Send SMS During a Call (send_sms)

A new send_sms action lets your assistant send an SMS to the caller while the call is still active — useful for sending confirmation links, reference numbers, or follow-up information in real time.

Keypad (DTMF) Input Support

Your assistant can now react to keypad presses during a call. DTMF digits are delivered as events, enabling menu navigation, PIN entry, and other touch-tone interactions. User input timeouts also reset correctly when the caller presses a key.

Consistent E.164 Phone Numbers in All Events

Caller and callee phone numbers in all events are now consistently formatted as E.164 (e.g. +4921112345678). If you were normalising numbers on your side, this step is no longer necessary.


v1.5.1 — March 2026

Outbound Calls

Initiate AI-powered calls programmatically via POST /ai-flows/:aiFlowId/call. Your assistant handles the call as soon as the recipient picks up — the same event-driven flow as inbound calls. Available on request after a review by sipgate support.

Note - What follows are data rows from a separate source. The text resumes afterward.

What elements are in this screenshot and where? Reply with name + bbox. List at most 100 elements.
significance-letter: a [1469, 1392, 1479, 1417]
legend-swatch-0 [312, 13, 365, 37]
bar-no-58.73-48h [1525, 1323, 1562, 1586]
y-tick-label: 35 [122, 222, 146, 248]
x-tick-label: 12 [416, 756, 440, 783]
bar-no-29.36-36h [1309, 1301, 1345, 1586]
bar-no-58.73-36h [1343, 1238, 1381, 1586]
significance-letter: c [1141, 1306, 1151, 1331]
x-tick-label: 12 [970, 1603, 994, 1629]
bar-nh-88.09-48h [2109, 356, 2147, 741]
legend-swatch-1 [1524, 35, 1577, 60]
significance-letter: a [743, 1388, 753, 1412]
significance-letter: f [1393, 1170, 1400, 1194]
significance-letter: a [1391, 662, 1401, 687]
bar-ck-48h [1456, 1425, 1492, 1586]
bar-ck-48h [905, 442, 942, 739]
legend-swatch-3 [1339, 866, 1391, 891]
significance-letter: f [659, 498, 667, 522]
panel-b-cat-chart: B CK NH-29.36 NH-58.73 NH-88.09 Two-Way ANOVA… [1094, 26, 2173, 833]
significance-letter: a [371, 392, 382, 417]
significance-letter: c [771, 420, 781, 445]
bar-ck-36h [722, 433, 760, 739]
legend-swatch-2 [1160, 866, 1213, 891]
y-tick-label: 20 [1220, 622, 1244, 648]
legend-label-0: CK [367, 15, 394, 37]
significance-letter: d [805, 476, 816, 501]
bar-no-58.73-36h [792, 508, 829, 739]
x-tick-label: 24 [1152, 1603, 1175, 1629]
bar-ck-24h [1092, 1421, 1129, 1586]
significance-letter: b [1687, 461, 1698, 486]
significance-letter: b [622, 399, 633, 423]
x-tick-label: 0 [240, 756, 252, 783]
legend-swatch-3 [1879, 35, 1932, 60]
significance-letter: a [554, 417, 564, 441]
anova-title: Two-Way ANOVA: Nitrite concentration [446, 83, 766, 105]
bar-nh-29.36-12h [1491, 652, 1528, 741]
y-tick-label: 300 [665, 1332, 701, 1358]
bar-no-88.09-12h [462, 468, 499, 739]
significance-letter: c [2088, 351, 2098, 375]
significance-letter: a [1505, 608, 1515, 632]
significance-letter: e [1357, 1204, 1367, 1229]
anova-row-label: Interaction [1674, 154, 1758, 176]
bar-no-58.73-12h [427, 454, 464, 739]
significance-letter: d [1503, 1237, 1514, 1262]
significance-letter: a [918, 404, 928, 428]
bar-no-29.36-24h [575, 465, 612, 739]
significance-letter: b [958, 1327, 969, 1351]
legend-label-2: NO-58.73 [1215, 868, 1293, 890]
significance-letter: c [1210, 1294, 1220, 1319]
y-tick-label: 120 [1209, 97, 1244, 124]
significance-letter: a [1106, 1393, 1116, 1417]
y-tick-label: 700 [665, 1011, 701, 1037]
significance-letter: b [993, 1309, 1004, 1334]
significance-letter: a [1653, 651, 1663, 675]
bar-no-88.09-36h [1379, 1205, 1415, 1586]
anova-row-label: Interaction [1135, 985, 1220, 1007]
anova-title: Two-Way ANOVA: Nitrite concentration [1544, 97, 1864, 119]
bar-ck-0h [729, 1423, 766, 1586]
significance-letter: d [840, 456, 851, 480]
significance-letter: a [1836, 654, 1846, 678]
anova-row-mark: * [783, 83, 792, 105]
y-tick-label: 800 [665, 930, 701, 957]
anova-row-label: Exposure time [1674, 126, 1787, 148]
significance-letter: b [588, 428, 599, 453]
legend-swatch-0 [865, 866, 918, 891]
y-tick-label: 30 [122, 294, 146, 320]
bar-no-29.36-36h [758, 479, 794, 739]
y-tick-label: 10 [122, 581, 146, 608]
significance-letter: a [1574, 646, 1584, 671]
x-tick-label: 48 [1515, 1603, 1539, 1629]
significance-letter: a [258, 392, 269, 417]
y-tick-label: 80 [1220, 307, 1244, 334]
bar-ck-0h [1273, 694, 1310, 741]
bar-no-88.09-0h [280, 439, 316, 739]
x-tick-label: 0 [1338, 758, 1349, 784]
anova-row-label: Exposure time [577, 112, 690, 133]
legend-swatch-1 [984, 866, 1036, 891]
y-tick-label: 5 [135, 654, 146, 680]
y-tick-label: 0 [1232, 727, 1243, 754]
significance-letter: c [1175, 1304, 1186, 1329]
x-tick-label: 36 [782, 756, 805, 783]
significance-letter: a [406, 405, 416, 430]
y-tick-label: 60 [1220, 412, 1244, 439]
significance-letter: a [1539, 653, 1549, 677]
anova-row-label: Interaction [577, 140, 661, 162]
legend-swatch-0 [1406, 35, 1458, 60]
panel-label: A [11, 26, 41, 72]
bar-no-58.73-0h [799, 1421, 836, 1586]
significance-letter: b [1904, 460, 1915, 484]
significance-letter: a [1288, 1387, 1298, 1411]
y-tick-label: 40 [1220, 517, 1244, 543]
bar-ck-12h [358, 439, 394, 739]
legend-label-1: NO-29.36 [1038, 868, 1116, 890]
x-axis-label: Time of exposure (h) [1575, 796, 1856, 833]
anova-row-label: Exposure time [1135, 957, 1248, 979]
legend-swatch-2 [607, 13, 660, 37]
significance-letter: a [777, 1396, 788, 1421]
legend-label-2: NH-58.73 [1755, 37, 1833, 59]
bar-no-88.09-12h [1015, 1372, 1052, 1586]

Real-Time Speech Start Event (user_speech_started)

A new user_speech_started event is sent the moment the caller begins speaking — before transcription completes. Use it to interrupt the assistant or trigger visual feedback without waiting for the full transcript.

Faster ElevenLabs Voices

ElevenLabs voices now use the latest eleven_flash_v2_5 model by default, delivering noticeably lower latency for generated speech.

ElevenLabs EU Data Residency

ElevenLabs voices now route through the EU endpoint by default, keeping audio data within the European Union.


Improvements — February 2026

Immediate Barge-In Strategy

A new immediate barge-in strategy detects speech using Voice Activity Detection (VAD) the moment a caller starts talking — typically 20–100 ms before the first word is transcribed. Conversations feel as natural as talking to a real person.

Mid-Call Language and Provider Switching (configure_transcription)

A new configure_transcription action lets your assistant switch the transcription language or provider in the middle of a call — for example, after detecting that the caller speaks a different language, or to adapt recognition parameters dynamically. Supported languages follow BCP-47 tags and work across Azure, Deepgram, and ElevenLabs.


Improvements — January 2026

SSML Support in Speak Actions

The speak action now accepts SSML (Speech Synthesis Markup Language) in addition to plain text. Use SSML to control pronunciation, pauses, emphasis, and speaking rate for fine-tuned voice output.


Early Access — November–December 2025

Multi-Provider Transcription

Deepgram and ElevenLabs are now available as speech-to-text providers alongside Azure. Select the provider that best fits your use case — each offers different strengths in accuracy, latency, and supported languages.

Phone Number Routing

AI flows can now be associated with specific phone numbers directly through the API, making it easier to build multi-flow routing logic without external IVR configuration.

SDK Launch

The @sipgate/ai-flow-sdk TypeScript SDK is now publicly available on npm. It provides fully typed event handlers and action builders, removing the need to manage raw WebSocket or HTTP webhook payloads manually.


Note: The AI Flow API follows continuous delivery — not all improvements correspond to an SDK version bump. Check this page regularly for the latest changes.